Peraturan Pemerintah No. 40 Tahun 1996 ini sangat jelas dan tegas, Pasal 16 ayat (1) huruf g menyatakan bahwa, pemegang HGU wajib menyerahkan bagian tanah yang dikuasai kepada negara untuk kepentingan umum, termasuk untuk pembangunan kebun masyarakat sekitar, dengan luas paling sedikit 20% dari luas tanah yang diberikan Hak Guna Usaha.
Dan Permen ATR/BPN No. 18 Tahun 2021, khusunya pada pasal 27 ayat (i) yang menyatakan bahwa pemegang HGU wajib memfasilitasi pembangunan kebun masyarakat sekitar paling sedikit 20% dari luas tanah yang diberikan Hak Guna Usaha, jika pemegang hak merupakan badan hukum berbentuk perseroan terbatas dan penggunaannya untuk Perkebunan.

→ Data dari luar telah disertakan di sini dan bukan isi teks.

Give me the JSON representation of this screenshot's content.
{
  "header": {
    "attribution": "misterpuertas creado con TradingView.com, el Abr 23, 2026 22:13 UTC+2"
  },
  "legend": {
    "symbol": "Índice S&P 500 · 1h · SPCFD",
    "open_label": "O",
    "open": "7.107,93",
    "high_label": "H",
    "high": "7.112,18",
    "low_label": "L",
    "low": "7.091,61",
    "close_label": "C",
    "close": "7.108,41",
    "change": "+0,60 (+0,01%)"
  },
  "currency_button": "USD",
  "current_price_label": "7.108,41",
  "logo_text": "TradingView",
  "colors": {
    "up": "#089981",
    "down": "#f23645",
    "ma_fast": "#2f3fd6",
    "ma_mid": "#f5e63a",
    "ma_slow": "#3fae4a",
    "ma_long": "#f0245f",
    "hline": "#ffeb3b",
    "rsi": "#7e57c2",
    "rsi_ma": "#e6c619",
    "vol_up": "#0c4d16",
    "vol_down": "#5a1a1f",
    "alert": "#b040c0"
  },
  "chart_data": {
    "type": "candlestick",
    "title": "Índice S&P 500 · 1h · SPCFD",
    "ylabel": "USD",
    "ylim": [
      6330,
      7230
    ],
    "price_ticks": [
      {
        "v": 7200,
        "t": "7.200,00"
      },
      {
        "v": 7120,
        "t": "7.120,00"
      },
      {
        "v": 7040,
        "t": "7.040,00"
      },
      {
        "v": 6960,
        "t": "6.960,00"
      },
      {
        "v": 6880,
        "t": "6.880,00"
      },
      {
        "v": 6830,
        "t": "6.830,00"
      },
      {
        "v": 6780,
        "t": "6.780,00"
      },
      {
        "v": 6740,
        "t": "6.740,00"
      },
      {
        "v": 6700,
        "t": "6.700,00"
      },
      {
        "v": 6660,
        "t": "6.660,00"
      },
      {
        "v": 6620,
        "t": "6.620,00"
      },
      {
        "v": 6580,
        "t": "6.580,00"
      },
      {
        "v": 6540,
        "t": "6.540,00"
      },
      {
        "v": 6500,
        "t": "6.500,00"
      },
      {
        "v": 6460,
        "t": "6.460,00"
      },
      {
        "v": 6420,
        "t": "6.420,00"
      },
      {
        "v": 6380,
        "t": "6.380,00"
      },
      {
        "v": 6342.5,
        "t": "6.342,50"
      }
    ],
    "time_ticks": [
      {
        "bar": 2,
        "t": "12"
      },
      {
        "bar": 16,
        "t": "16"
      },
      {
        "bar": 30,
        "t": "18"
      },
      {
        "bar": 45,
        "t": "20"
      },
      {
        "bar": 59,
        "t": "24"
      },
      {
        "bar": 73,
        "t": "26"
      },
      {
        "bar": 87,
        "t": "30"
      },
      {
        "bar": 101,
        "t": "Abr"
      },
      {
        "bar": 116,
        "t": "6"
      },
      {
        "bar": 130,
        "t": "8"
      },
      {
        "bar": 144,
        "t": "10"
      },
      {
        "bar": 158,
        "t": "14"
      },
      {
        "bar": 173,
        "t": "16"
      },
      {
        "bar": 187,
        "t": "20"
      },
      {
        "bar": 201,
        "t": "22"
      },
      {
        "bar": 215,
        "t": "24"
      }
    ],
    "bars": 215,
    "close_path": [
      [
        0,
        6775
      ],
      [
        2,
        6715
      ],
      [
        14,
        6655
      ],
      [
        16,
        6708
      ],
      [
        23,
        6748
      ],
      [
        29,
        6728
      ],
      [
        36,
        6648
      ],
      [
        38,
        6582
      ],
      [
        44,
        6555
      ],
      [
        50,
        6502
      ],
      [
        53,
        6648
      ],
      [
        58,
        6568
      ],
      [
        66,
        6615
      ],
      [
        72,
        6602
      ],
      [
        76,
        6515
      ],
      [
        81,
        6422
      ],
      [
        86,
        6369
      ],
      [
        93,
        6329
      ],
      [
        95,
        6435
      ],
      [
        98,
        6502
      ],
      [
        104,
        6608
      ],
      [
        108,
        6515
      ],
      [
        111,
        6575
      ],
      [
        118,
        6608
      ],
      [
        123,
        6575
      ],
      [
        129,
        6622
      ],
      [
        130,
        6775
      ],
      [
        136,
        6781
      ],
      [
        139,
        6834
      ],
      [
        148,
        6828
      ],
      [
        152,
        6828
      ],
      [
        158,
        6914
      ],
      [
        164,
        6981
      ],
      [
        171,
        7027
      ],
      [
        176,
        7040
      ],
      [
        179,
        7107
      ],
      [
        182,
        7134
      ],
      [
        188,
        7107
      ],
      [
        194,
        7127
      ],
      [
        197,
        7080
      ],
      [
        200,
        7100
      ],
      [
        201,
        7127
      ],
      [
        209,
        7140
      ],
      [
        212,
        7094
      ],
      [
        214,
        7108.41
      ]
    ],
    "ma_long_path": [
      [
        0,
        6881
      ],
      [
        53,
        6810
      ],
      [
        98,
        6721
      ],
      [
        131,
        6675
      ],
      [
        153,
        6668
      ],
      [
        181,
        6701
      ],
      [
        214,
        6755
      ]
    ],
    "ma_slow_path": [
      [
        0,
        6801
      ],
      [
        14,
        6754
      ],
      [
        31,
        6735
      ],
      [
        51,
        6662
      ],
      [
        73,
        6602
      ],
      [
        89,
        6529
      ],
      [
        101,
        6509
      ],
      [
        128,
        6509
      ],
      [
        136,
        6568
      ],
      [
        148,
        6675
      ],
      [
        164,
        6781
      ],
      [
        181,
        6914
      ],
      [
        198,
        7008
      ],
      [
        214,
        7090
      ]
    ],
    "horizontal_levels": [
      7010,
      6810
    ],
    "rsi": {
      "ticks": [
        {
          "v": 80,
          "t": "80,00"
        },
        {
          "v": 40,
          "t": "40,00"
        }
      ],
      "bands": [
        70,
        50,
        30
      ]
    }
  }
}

Untuk itu PD IWO Kabupaten Batubara terus berkoordinasi dan bersepakat dengan Komisi 1 DPRD Kabupaten Batubara sebagai pemangku Amanah evaluasi bidang hukum untuk melanjutkan proses dan temuan ini menjadi panitia khusus (PANSUS) HGU di Kabupaten Batubara, agar perusahaan perkebunan mematuhi Undang-Undang dan Peraturan, khususnya dalam pelaksanaan pengajuan perpanjangan dan pembaruan izin HGU,” ucap Darman. (Kas/syaf).